Hunger Free Vermont reports that 59,882 people - 10 percent of Vermonters - live in food insecure households, meaning they don’t have regular access to nutritious food.

The funding awarded to Willy’s, Shires Housing and PAVE comes from the college’s Community Resource and Strategy Fund, which was made possible by the college’s $1 million, three-year grant from the Andrew W. Mellon Foundation to collaboratively explore and address the causes of food insecurity in Bennington County.

There will be three rounds of funding from the Community Resource and Strategy Fund, each with about $15,000 total, Sgorbati said.

Applications for the next cycle of the Community Resource and Strategy Fund money will be accepted starting Sept. 15.

Each selected applicant in this round was awarded the full amount they had requested, Sgorbati said. “We were really pleased; we were able to fully fund everyone,” she said.

At Willy’s, grant funding will supply materials for store improvement, including a reach-in cooler, produce display racks, reusable bags and collapsible grocery carts.

“This is going to give more options, and it seemed like a win-win,” said Mary Ellen Devlin, whose father owns the store.

The reach-in cooler will provide more options for fresh produce - things like grab-and-go fruit salads, added Liza Reif, Devlin’s sister.

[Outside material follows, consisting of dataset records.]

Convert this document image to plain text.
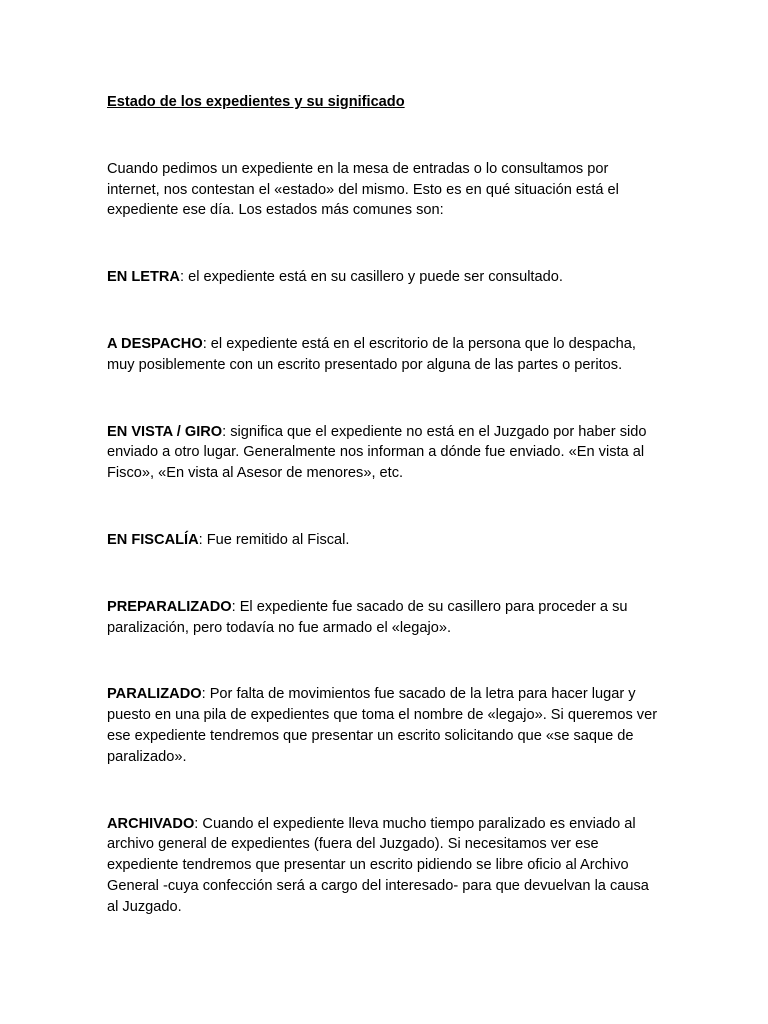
Estado de los expedientes y su significado

Cuando pedimos un expediente en la mesa de entradas o lo consultamos por internet, nos contestan el «estado» del mismo. Esto es en qué situación está el expediente ese día. Los estados más comunes son:

EN LETRA: el expediente está en su casillero y puede ser consultado.

A DESPACHO: el expediente está en el escritorio de la persona que lo despacha, muy posiblemente con un escrito presentado por alguna de las partes o peritos.

EN VISTA / GIRO: significa que el expediente no está en el Juzgado por haber sido enviado a otro lugar. Generalmente nos informan a dónde fue enviado. «En vista al Fisco», «En vista al Asesor de menores», etc.

EN FISCALÍA: Fue remitido al Fiscal.

PREPARALIZADO: El expediente fue sacado de su casillero para proceder a su paralización, pero todavía no fue armado el «legajo».

PARALIZADO: Por falta de movimientos fue sacado de la letra para hacer lugar y puesto en una pila de expedientes que toma el nombre de «legajo». Si queremos ver ese expediente tendremos que presentar un escrito solicitando que «se saque de paralizado».

ARCHIVADO: Cuando el expediente lleva mucho tiempo paralizado es enviado al archivo general de expedientes (fuera del Juzgado). Si necesitamos ver ese expediente tendremos que presentar un escrito pidiendo se libre oficio al Archivo General -cuya confección será a cargo del interesado- para que devuelvan la causa al Juzgado.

“Just a way for customers within walking distance to get healthier options,” she said. Namely, the funds will provide the infrastructure for the store to carry more produce.

Local residents with limited transportation often shop at grocery stores near their homes, but small groceries often cannot carry the inventory to meet a household’s food needs without additional infrastructure, the college has said.

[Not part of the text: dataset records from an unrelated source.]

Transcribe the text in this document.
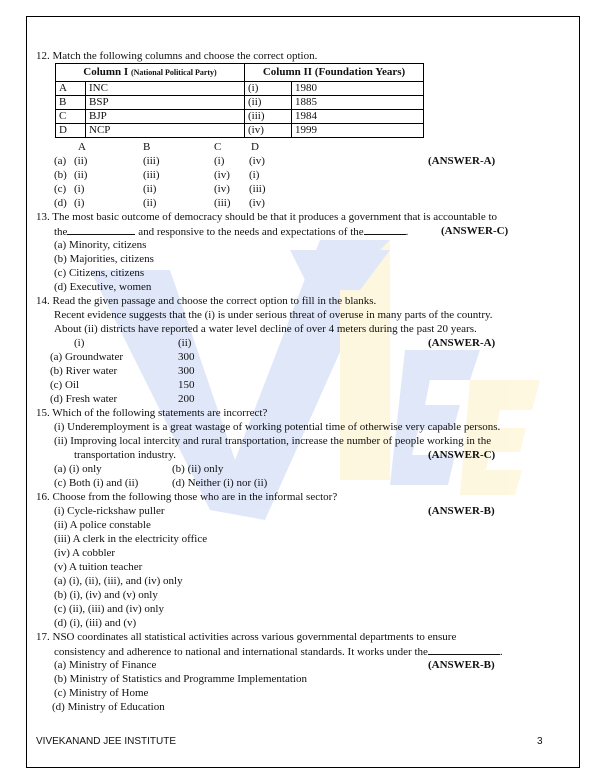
12. Match the following columns and choose the correct option.
Column I (National Political Party)		Column II (Foundation Years)	
A	INC	(i)	1980
B	BSP	(ii)	1885
C	BJP	(iii)	1984
D	NCP	(iv)	1999
A	B	C	D
(a) (ii)	(iii)	(i) (iv)	(ANSWER-A)
(b) (ii)	(iii)	(iv) (i)
(c) (i)	(ii)	(iv) (iii)
(d) (i)	(ii)	(iii) (iv)
13. The most basic outcome of democracy should be that it produces a government that is accountable to
the	and responsive to the needs and expectations of the	.	(ANSWER-C)
(a) Minority, citizens
(b) Majorities, citizens
(c) Citizens, citizens
(d) Executive, women
14. Read the given passage and choose the correct option to fill in the blanks.
Recent evidence suggests that the (i) is under serious threat of overuse in many parts of the country.
About (ii) districts have reported a water level decline of over 4 meters during the past 20 years.
(i)	(ii)	(ANSWER-A)
(a) Groundwater	300
(b) River water	300
(c) Oil	150
(d) Fresh water	200
15. Which of the following statements are incorrect?
(i) Underemployment is a great wastage of working potential time of otherwise very capable persons.
(ii) Improving local intercity and rural transportation, increase the number of people working in the
transportation industry.	(ANSWER-C)
(a) (i) only	(b) (ii) only
(c) Both (i) and (ii)	(d) Neither (i) nor (ii)
16. Choose from the following those who are in the informal sector?
(i) Cycle-rickshaw puller	(ANSWER-B)
(ii) A police constable
(iii) A clerk in the electricity office
(iv) A cobbler
(v) A tuition teacher
(a) (i), (ii), (iii), and (iv) only
(b) (i), (iv) and (v) only
(c) (ii), (iii) and (iv) only
(d) (i), (iii) and (v)
17. NSO coordinates all statistical activities across various governmental departments to ensure
consistency and adherence to national and international standards. It works under the	.
(a) Ministry of Finance	(ANSWER-B)
(b) Ministry of Statistics and Programme Implementation
(c) Ministry of Home
(d) Ministry of Education
VIVEKANAND JEE INSTITUTE	3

Willy’s is one of few locations on its side of town for groceries, Reif said, and is the only store in that area that accepts the Federal Special Supplemental Nutrition Program for Women, Infants and Children, or WIC, she said.

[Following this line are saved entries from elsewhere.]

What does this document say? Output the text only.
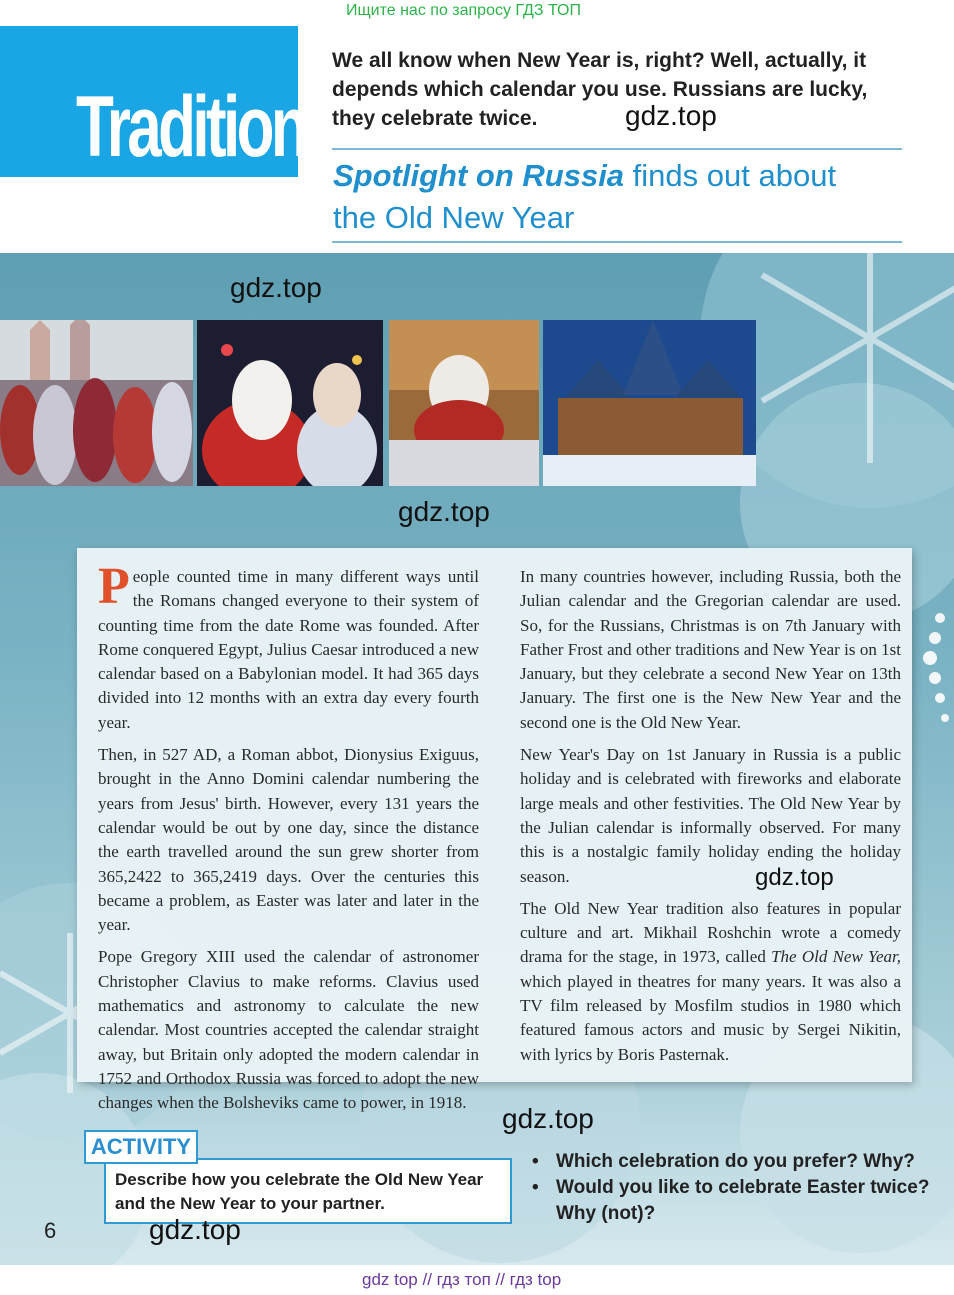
Ищите нас по запросу ГДЗ ТОП
Tradition
We all know when New Year is, right? Well, actually, it depends which calendar you use. Russians are lucky, they celebrate twice.
Spotlight on Russia finds out about
the Old New Year
gdz.top
gdz.top
gdz.top

People counted time in many different ways until the Romans changed everyone to their system of counting time from the date Rome was founded. After Rome conquered Egypt, Julius Caesar introduced a new calendar based on a Babylonian model. It had 365 days divided into 12 months with an extra day every fourth year.

Then, in 527 AD, a Roman abbot, Dionysius Exiguus, brought in the Anno Domini calendar numbering the years from Jesus' birth. However, every 131 years the calendar would be out by one day, since the distance the earth travelled around the sun grew shorter from 365,2422 to 365,2419 days. Over the centuries this became a problem, as Easter was later and later in the year.

Pope Gregory XIII used the calendar of astronomer Christopher Clavius to make reforms. Clavius used mathematics and astronomy to calculate the new calendar. Most countries accepted the calendar straight away, but Britain only adopted the modern calendar in 1752 and Orthodox Russia was forced to adopt the new changes when the Bolsheviks came to power, in 1918.

In many countries however, including Russia, both the Julian calendar and the Gregorian calendar are used. So, for the Russians, Christmas is on 7th January with Father Frost and other traditions and New Year is on 1st January, but they celebrate a second New Year on 13th January. The first one is the New New Year and the second one is the Old New Year.

New Year's Day on 1st January in Russia is a public holiday and is celebrated with fireworks and elaborate large meals and other festivities. The Old New Year by the Julian calendar is informally observed. For many this is a nostalgic family holiday ending the holiday season.

The Old New Year tradition also features in popular culture and art. Mikhail Roshchin wrote a comedy drama for the stage, in 1973, called The Old New Year, which played in theatres for many years. It was also a TV film released by Mosfilm studios in 1980 which featured famous actors and music by Sergei Nikitin, with lyrics by Boris Pasternak.

gdz.top
Describe how you celebrate the Old New Year
and the New Year to your partner.
ACTIVITY
gdz.top
• Which celebration do you prefer? Why?
• Would you like to celebrate Easter twice? Why (not)?
6	gdz.top
gdz top // гдз топ // гдз top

Reif said the changes at Willy’s will most likely be in place in late spring or early summer.

With impediments like socioeconomic class, geography and the cost of food options, cooking healthy meals can be unrealistic or even daunting to the limited-income residents of Shires Housing, according to the college.

The grant funding to Shires Housing will support the Applegate Community Health Empowerment Initiative, helping community members plan and cook meals in a social environment by providing space, equipment and support for food preparation.

“I am ridiculously excited for this grant,” said Becky Arbella, implementation manager and community specialist at Shires Housing.

The grant will help to purchase equipment and things like seeds and plants, and get the gardens at Applegate Apartments “bigger and better,” she said.

Arbella said she also hopes to use the grant for canning and sealing products, with the goal of teaching people how to can, so they can save food healthfully.

The money will also help to start up gardening classes, which were not offered last year due to lack of funding, and amplify cooking classes, Arbella said.

“We’re going to stretch every penny we can out of it,” she said of the grant.

Clients of PAVE are often faced with loss of income and/or support from their partner, due to the violence they are fleeing, said Nadia Lucchin, executive director of PAVE.

Some do not have their own vehicle and rely on public transportation or walking, limiting their visits to the grocery store and making produce a prohibitive option due to the expense and shorter shelf life. Often the easiest, most convenient options are unhealthy, packaged foods, she said.

The funding will support PAVE in building a garden at one of its domestic violence shelters, which will serve as a food education tool for shelter residents, a space to hold communal dinners and a workshop for Greater Bennington Interfaith Community Services’ (GBICS)’ Food Fit programs.

The project also aims to influence lifelong nutritional habits and create a healing space to facilitate recovery from trauma.

“This grant is a gift for PAVE and the shelter residents of PAVE,” Lucchin said. “In the advocacy world, we often use the phrase `planting seeds’ to describe the work that we do; we don’t always see the impact of the assistance we provide, but hope that it will allow the individual to blossom. The garden, a place of refuge, as well abundance and life, will affect residents’ well-being in myriad ways, allowing them to move forward with new skills and a greater awareness of how food is grown and its impact on the body and mind.”

Tilling, building raised beds and fencing for the garden will begin in April, Lucchin said.